Pertenecer

 


  La familia nos proporciona muchas cosas importantes a lo largo de la vida. Una de ellas es el sentido de pertenencia.

    El sentido de pertenencia es aquello por lo cual nos sabemos y nos sentimos miembros de una comunidad que nos trasciende, que va más allá de nosotros mismos. Este trascendernos tiene lugar tanto física como temporalmente. Físicamente porque se nos evidencia que no estamos solos ante el mundo, que hay otros a nuestro lado y que formamos una comunidad. Temporalmente porque esa comunidad existía antes de mi llegada y tendrá su continuidad con mi salida y la nueva comunidad que yo construya.

    A través de este sentido de pertenencia llegamos a saber y a sentir que soy querido y que se me quiere como miembro de esa comunidad. Que soy aceptado e integrado en esa comunidad que es mi familia.

    Este sentido de pertenencia se expresa en el abrazo y el cuidado con que se recibe al bebé al nacer. En el abrazo, especialmente el maternal, se expresa ese vínculo extraordinario que refleja que uno es parte de una comunidad porque hasta físicamente viene del interior de otro miembro de esa comunidad, su madre. Es algo así como “tú has salido de dentro de mí y nunca te separarás del todo de aquí”.

    A medida que se va creciendo el sentido de pertenencia se va expresando de otras formas, pero, en esencia, debe transmitir estos mensajes: “Nos interesa lo que haces”, “eres valioso”, “tu aportación cuenta”, “eres querido como eres”.

    No siempre la familia proporciona esto.

    A veces los mensajes son permanentemente críticos: “esto lo haces mal”, “así no vas a llegar a nada”. Se minusvalora lo que hace: “Tendrías que hacer esto otro”. Se le compara para salir perdiendo: “Fulanito sí que ha conseguido cosas”. Se le ignora: “Me da igual lo que hagas, no te hago caso, tengo otras cosas más importantes”. Se le desprecia directamente: “No deberías haber nacido”, “fuiste un error”, “no mereces estar aquí”. Se le lanzan mensajes contradictorios: “Hoy te quiero y me importas, y mañana no te hago caso”.

    Que la familia no reconozca el valor de uno de sus miembros es una fuente de sufrimiento para esa persona, de la que es difícil librarse porque uno no deja de esperar que su propia familia le quiera.

    Y a veces ese sufrimiento se convierte en resentimiento hacia el mundo. Y, otras, en búsqueda desesperada de ser reconocido e integrado en otras comunidades.

    Cuando uno crece en una familia que no reconoce su valor suele desarrollarse dos dinámicas.

    Una, sucede dentro de la persona y es un frecuente e intenso sentimiento de soledad. Es una soledad indefinida, de la que a veces a la persona le cuesta identificar la causa. Este sentimiento se agudiza cuando se intensifica la relación familiar porque en ella uno percibe que no encaja, que no es querido ni aceptado.

    La otra dinámica es una dinámica relacional, en la que la persona intenta que la familia reconozca sus logros, para de esta manera sentirse integrado y reconocido como miembro.  Sentirse querido.

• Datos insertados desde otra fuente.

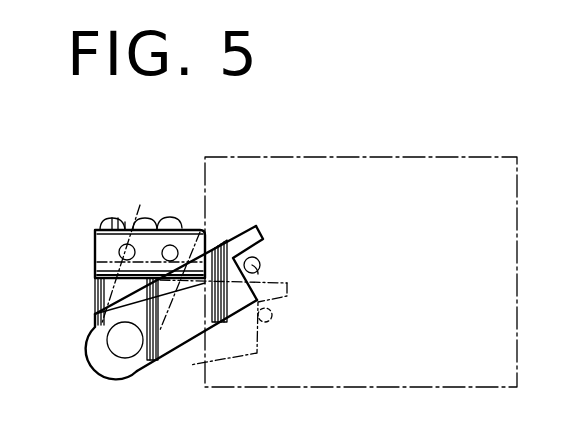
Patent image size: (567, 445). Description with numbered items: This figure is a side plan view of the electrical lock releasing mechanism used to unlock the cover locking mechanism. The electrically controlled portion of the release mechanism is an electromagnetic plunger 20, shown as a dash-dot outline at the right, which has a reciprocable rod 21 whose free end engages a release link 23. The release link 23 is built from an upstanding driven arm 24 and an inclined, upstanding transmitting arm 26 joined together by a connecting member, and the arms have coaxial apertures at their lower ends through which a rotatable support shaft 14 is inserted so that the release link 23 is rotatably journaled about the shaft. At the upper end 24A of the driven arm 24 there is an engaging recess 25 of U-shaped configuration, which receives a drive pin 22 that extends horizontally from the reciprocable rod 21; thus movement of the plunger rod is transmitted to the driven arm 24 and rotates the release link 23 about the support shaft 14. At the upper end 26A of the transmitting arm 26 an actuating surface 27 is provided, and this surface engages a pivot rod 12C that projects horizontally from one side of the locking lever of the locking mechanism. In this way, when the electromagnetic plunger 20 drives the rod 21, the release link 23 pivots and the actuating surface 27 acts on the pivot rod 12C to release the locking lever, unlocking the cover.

The electromagnetic plunger 20 is at (433, 165).
The driven arm 24 is at (95, 257).
The upper end of driven arm 24A is at (103, 218).
The engaging recess 25 is at (125, 222).
The drive pin 22 is at (140, 205).
The reciprocable rod 21 is at (182, 227).
The release link 23 is at (88, 299).
The transmitting arm 26 is at (180, 340).
The support shaft 14 is at (118, 350).
The actuating surface 27 is at (265, 247).
The pivot rod 12C is at (272, 297).
The upper end of transmitting arm 26A is at (260, 233).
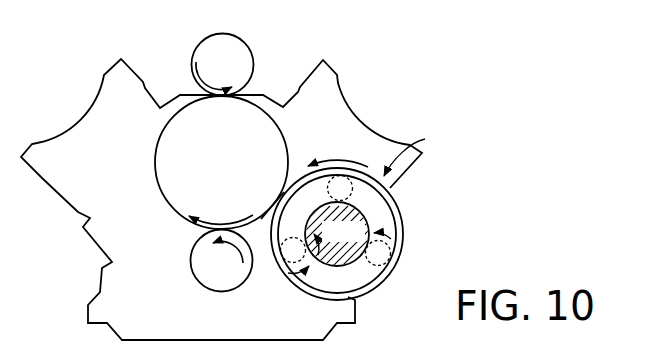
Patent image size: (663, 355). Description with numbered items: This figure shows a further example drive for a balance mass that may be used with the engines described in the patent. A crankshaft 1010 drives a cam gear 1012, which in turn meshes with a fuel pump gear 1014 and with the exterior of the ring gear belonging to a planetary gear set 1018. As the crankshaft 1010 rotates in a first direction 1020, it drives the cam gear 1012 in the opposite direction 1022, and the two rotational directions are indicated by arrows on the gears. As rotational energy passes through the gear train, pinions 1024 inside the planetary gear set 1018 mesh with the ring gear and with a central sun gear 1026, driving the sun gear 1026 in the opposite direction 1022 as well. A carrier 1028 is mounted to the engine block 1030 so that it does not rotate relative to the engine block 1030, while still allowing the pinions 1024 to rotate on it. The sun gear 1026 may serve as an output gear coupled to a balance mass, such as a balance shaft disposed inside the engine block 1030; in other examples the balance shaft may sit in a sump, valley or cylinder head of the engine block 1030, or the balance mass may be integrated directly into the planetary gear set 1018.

The crankshaft 1010 is at (237, 278).
The cam gear 1012 is at (240, 171).
The fuel pump gear 1014 is at (243, 68).
The planetary gear set 1018 is at (423, 150).
The first direction 1020 is at (196, 66).
The opposite direction 1022 is at (229, 206).
The pinions 1024 is at (379, 266).
The sun gear 1026 is at (362, 241).
The carrier 1028 is at (397, 218).
The engine block 1030 is at (168, 332).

    El problema entonces es que la propia persona acepta que uno es valioso, no por lo que es en sí mismo, “eres querido como eres”, sino en función de sus logros. Pero la persona es valiosa sean cuales sean sus logros. El valor de la persona es tan grande, que no se ve afectado por sus logros. Lo cual no quiere decir que los logros no sean valiosos, ni mucho menos. Pero por muy valiosos que sean no le añaden ni un ápice de valor a la persona.

    Entrar en la dinámica de incrementar mis logros, a ver si se dan cuenta de ellos, o de pelear para que sean reconocidos, suele aumentar la frustración, puesto que supone aceptar que mi valor no está en mí, sino en lo que hago y rara vez produce el efecto deseado.

    Lo único que alivia el sufrimiento generado por una familia así es encontrar otras personas en la vida que me quieran como soy, que reconozcan mi valor. Otras relaciones en las que sentirme querido por lo que soy, no por lo que consigo. Esas personas se convierten en bálsamo que calma y alivia, en medicina para el alma.